Appellants also argue that the hospitals' policy violates the Fourteenth Amendment because it deprives former mental patients of liberty without due process of law. They claim that since the policy against unrestricted disclosure is in part based on the fear that such disclosure could have an adverse effect on the patient, see note 2 supra, the refusal by the hospitals to grant Mrs. Gotkin access to her records stigmatizes her as mentally ill, although she is now sane and competent.
We agree that the due process clause applies not only when one's physical liberty is threatened but also "[w]here a person's good name, reputation, honor, or integrity is at stake." Wisconsin v. Constantineau, 400 U.S. 433, 437, 91 S.Ct. 507, 510, 27 L.Ed.2d 515 (1971), quoted in Board of Regents of State Colleges v. Roth, supra 408 U.S. at 573, 92 S.Ct. 2701. However, the contention that Mrs. Gotkin is being stigmatized by the hospitals is without merit. No one has branded her as mentally ill or otherwise incompetent. Compare Wisconsin v. Constantineau, supra 400 U.S. at 437, 91 S.Ct. 507; Lombard v. Board of Education, 502 F.2d 631, 637 (2d Cir. 1974). Mrs. Gotkin has no valid claim of deprivation of liberty under the Fourteenth Amendment.

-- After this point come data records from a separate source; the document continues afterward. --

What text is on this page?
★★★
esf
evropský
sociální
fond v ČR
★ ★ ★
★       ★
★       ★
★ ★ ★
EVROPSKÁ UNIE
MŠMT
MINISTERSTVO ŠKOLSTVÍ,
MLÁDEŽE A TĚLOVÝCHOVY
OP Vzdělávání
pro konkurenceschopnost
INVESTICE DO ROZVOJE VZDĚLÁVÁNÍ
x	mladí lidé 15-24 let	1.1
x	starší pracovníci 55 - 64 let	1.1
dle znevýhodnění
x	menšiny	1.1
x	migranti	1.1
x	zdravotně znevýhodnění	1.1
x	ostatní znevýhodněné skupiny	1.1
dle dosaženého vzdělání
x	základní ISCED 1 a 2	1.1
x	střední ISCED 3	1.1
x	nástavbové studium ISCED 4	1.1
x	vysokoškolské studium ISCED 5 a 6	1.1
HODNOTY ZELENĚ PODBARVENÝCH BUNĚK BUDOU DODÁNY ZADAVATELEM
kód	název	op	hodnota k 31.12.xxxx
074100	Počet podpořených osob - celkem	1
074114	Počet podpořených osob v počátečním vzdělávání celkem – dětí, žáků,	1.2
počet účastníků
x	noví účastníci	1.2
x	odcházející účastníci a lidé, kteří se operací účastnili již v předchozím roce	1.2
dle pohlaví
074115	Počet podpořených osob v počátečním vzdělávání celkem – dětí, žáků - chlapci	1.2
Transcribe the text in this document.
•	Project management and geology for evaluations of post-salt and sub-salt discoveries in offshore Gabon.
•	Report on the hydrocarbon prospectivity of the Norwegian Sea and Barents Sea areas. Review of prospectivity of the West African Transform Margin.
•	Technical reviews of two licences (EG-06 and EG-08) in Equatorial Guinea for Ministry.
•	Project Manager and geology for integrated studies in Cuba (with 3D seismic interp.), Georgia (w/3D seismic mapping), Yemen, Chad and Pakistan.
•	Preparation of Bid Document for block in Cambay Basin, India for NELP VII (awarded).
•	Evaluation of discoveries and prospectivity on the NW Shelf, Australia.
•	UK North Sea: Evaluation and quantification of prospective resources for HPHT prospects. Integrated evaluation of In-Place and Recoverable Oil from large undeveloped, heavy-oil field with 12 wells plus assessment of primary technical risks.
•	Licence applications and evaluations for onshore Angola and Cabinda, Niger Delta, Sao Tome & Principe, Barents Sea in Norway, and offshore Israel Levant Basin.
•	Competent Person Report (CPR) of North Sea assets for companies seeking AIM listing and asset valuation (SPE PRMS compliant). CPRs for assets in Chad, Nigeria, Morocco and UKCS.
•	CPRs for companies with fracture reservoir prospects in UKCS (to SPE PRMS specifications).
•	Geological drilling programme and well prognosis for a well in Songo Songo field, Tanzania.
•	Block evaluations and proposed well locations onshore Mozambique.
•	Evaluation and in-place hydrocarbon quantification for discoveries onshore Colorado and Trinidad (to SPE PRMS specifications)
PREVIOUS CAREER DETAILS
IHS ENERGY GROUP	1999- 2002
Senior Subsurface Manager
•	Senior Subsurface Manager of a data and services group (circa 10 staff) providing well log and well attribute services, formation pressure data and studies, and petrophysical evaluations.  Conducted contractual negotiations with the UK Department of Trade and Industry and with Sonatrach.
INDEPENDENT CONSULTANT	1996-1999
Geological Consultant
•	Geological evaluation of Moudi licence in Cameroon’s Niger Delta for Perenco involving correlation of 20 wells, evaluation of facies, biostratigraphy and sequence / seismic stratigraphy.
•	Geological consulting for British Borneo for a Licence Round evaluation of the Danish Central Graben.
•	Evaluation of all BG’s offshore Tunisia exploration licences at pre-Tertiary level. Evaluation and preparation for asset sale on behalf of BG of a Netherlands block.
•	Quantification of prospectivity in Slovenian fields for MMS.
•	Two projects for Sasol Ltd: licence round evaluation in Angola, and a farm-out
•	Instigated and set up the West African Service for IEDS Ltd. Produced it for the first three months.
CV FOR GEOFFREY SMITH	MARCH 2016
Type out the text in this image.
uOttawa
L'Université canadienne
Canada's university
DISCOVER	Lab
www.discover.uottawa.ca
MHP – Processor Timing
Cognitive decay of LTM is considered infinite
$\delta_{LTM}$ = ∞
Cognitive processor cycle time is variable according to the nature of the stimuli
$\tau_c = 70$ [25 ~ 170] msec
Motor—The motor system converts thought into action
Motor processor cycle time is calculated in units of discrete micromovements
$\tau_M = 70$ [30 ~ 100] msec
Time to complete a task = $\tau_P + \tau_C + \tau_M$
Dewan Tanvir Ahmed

Nor do we find merit in appellants' contention that the hospitals' refusal to disclose Mrs. Gotkin's records violated her right to privacy and control over her own body. This is not a case such as Canterbury v. Spence, 150 U.S. App.D.C. 263, 464 F.2d 772, cert. denied, 409 U.S. 1064, 93 S.Ct. 560, 34 L.Ed.2d 518 (1972), cited by appellants, in which a physician allegedly failed to disclose the risks which were involved in the course of treatment which he had prescribed. Mrs. Gotkin is not undergoing or contemplating treatment. She alleges that she wants the records to help her in the publication of her book, not to evaluate her medical condition. No serious interest in privacy or control over one's body is at issue.
We also find no merit in the argument that the Fourth Amendment guarantee against unreasonable searches and seizures is relevant to this case. See 379 F.Supp. at 863.
Finally, appellants argue that summary judgment should not have been granted because material issues of fact are still at issue. They contest the claims of the hospitals that patients may obtain access to their records through a designated physician. Appellants also argue that even if such a policy is followed, it is not needed to protect patients or third parties, as the hospitals contend.
We agree with the district court that the defendants were entitled to summary judgment regardless of the outcome of these factual disputes. See 379 F.Supp. at 868-69. Plaintiffs in this action sought nothing short of unrestricted, direct access to Mrs. Gotkin's records. See note 2 supra. They failed to establish a constitutional basis for this claim, and it was therefore unnecessary for the district court to judge the wisdom of the hospitals' screening procedures or to decide if those procedures were properly administered.